# Just Enough Python for AI/Data Science
#### Module 7

**Introduction to Popular Data Science Libraries**
___
> In this module, you’ll get a sneak peek at the three “celebrity guests” of Python’s data science universe: NumPy for numeric computing, pandas for data wrangling, and matplotlib/seaborn for visualization. The idea is to show that with just the Python basics (plus these libraries), you can already do some powerful data tasks—without diving deep into actual ML modeling quite yet.

##### Overview:
- This module serves as a crash course in the essential data science libraries: NumPy, pandas, and a sprinkle of matplotlib/seaborn for plotting.
- By the end, you’ll know how to install them, do some basic manipulations, and create simple visuals. Think of it as a gateway into the magical world of data analysis.

**1. NumPy: Your High-Speed Number Cruncher**
- NumPy arrays are like Python lists on steroids—faster operations and built for math.
- Example:

In [1]:
import numpy as np

my_array = np.array([1, 2, 3, 4])
print(my_array * 2)  # [2, 4, 6, 8]
print(my_array.shape)  # (4,)


[2 4 6 8]
(4,)


- Broadcasting, slicing, and various math functions are where NumPy really shines.
- Example: If you have two arrays of the same shape, you can manipulate them element-wise easily.

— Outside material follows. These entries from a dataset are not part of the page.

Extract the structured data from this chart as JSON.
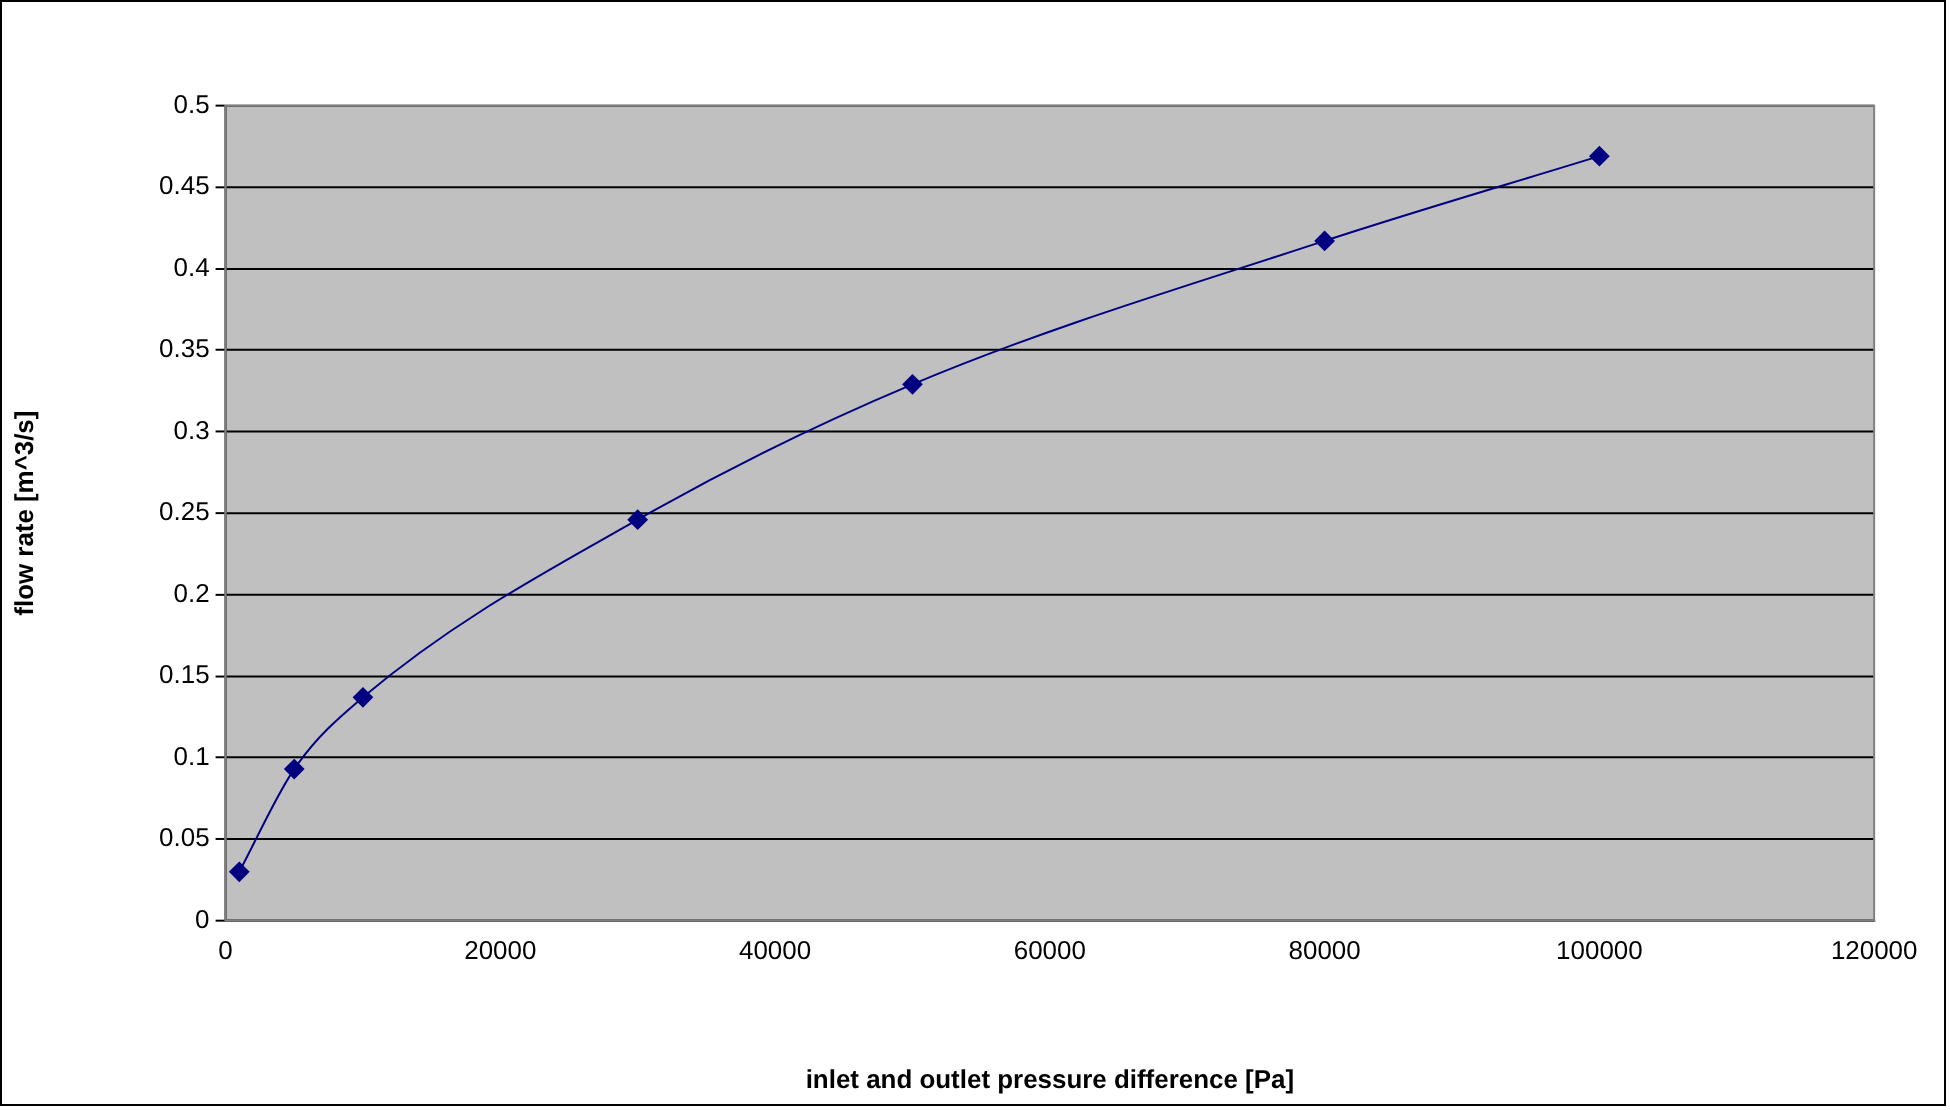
{
  "chart_data": {
    "type": "line",
    "xlabel": "inlet and outlet pressure difference [Pa]",
    "ylabel": "flow rate [m^3/s]",
    "x": [
      1000,
      5000,
      10000,
      30000,
      50000,
      80000,
      100000
    ],
    "series": [
      {
        "color": "#000080",
        "values": [
          0.03,
          0.093,
          0.137,
          0.246,
          0.329,
          0.417,
          0.469
        ]
      }
    ],
    "xlim": [
      0,
      120000
    ],
    "xticks": [
      0,
      20000,
      40000,
      60000,
      80000,
      100000,
      120000
    ],
    "ylim": [
      0,
      0.5
    ],
    "yticks": [
      0,
      0.05,
      0.1,
      0.15,
      0.2,
      0.25,
      0.3,
      0.35,
      0.4,
      0.45,
      0.5
    ],
    "grid": "y",
    "legend": false,
    "marker": "diamond",
    "line_style": "solid"
  }
}
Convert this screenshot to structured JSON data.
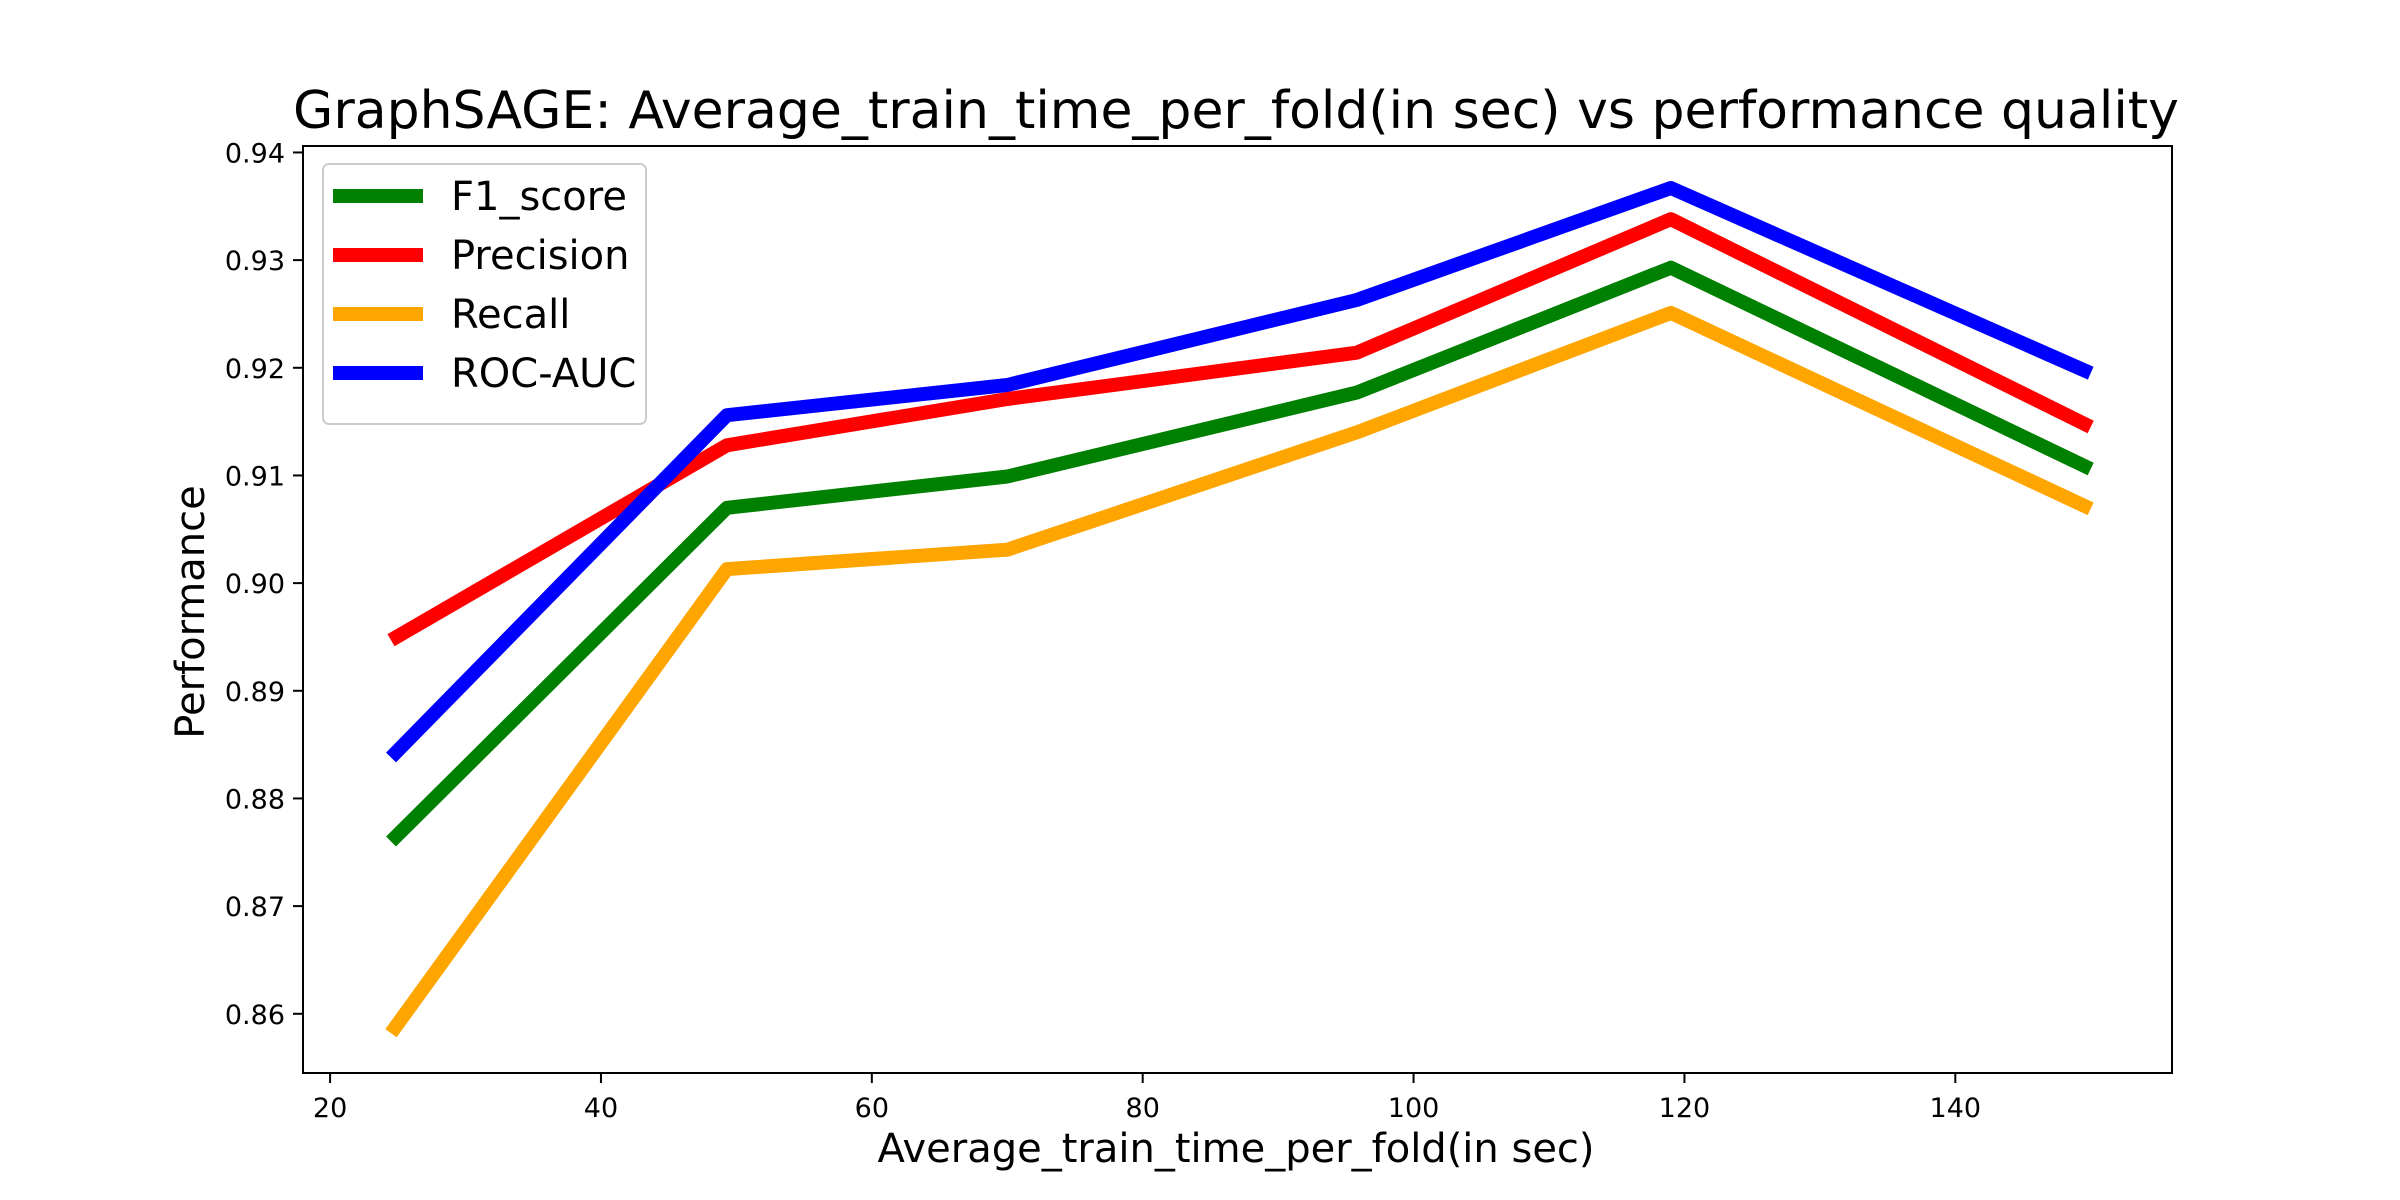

**2. pandas: DataFrames for the Win**
- pandas gives you the beloved DataFrame structure, which is basically a supercharged spreadsheet in code form.
- A typical workflow:

In [None]:
import pandas as pd

# Read data from a CSV
df = pd.read_csv("sample_data.csv")
print(df.head())  # See first few rows

# Basic info
print(df.info())

# Simple summary stats
print(df.describe())

- You can filter, group, sort, pivot, merge—it’s your Swiss Army Knife of Data.
- Perfect for quick exploration and a must-have in data science and AI projects.

**3. matplotlib & seaborn: Drawing Pretty Graphs**
- matplotlib is the fundamental plotting library—great for custom charts.
- seaborn (built on matplotlib) provides prettier, more “statistically-minded” plots out of the box.
- Example:

In [None]:
import matplotlib.pyplot as plt
import seaborn as sns

sns.set()  # Make seaborn your default style

# Suppose 'df' from above has columns 'Age' and 'Salary'
plt.scatter(df['Age'], df['Salary'])
plt.title("Age vs Salary")
plt.xlabel("Age")
plt.ylabel("Salary")
plt.show()

**A Fun Mini Project (Combining Everything)**
- Load a CSV using pandas.
- Get some basic stats (df.describe()).
- Clean up any missing values (e.g., df.dropna()).
- Convert a column into a NumPy array to do a quick math operation (like scaling).
- Finally, plot a histogram of one numerical column or a bar chart of some category distribution.
- Show that all this is possible with “just enough Python” plus these libraries.

**Installation & Quick Tips**
- Installation: pip install numpy pandas matplotlib seaborn (or use conda install if you’re in the Anaconda ecosystem).
- Check versions if weird errors occur: sometimes an update on one library can cause a chain reaction.
- Start simple: load a small CSV with around 100 rows, not a massive 10GB dataset.